El Gobierno nacional envió al Congreso un proyecto de reforma integral del Código Penal, con un esquema que endurece las sanciones para delitos graves como homicidio, robo, narcotráfico, abuso infantil, trata de personas y casos de tránsito con conducción imprudente.

La reforma implica, entre otras cosas, elevar los mínimos y máximos de las condenas: por ejemplo, el homicidio simple pasaría a tener una pena máxima de 30 años (en lugar de 25), y los homicidios agravados —en los casos más graves— continuarían con prisión perpetua, ahora sin límite temporal (es decir, cárcel “de por vida”).

Además, muchos de los delitos más repudiados —como abuso sexual o homicidio agravado— dejarían de prescribir, lo que para el Gobierno representa una señal de que “el que las hace, las paga”.

Según los impulsores del proyecto, la reforma es parte de un giro respecto a lo que definen como una etapa de laxitud: se busca terminar con la “puerta giratoria” —esa percepción de impunidad resultado de penas leves, demoras, excarcelaciones o prescripciones— y recuperar la confianza ciudadana en el sistema penal.

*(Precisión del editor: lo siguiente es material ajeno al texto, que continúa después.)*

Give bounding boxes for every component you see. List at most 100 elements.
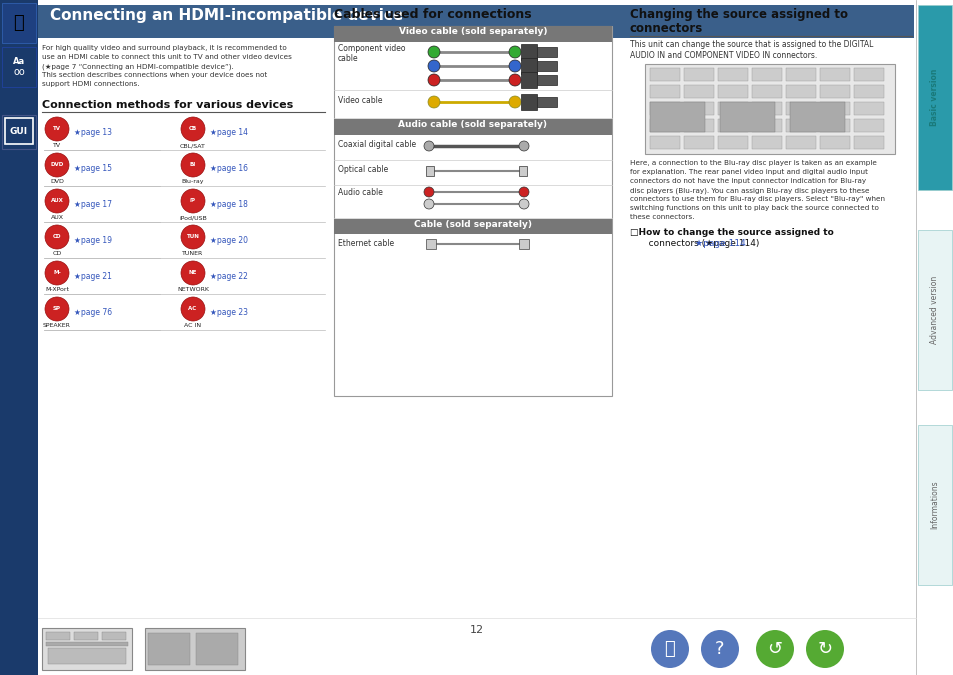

Para justificar la medida, miembros del Ejecutivo —como la ahora ex-ministra de Seguridad, Patricia Bullrich, y el secretario de Justicia Sebastián Amerio— argumentaron que la reforma responde a “un mandato social” frente al aumento de los delitos graves, y que no puede existir impunidad cuando se trata de crímenes aberrantes o sistemáticos.

Si la iniciativa prospera, significará un cambio profundo en el régimen punitivo argentino: no sólo por los aumentos de penas, sino por la ampliación de figuras delictivas, penalizaciones más severas para la corrupción, y un énfasis en el cumplimiento real de condenas. Con esa apuesta —y con el reclamo ciudadano a cuestas— el Congreso enfrentará en los próximos meses uno de los debates más sensibles en materia de justicia desde hace décadas.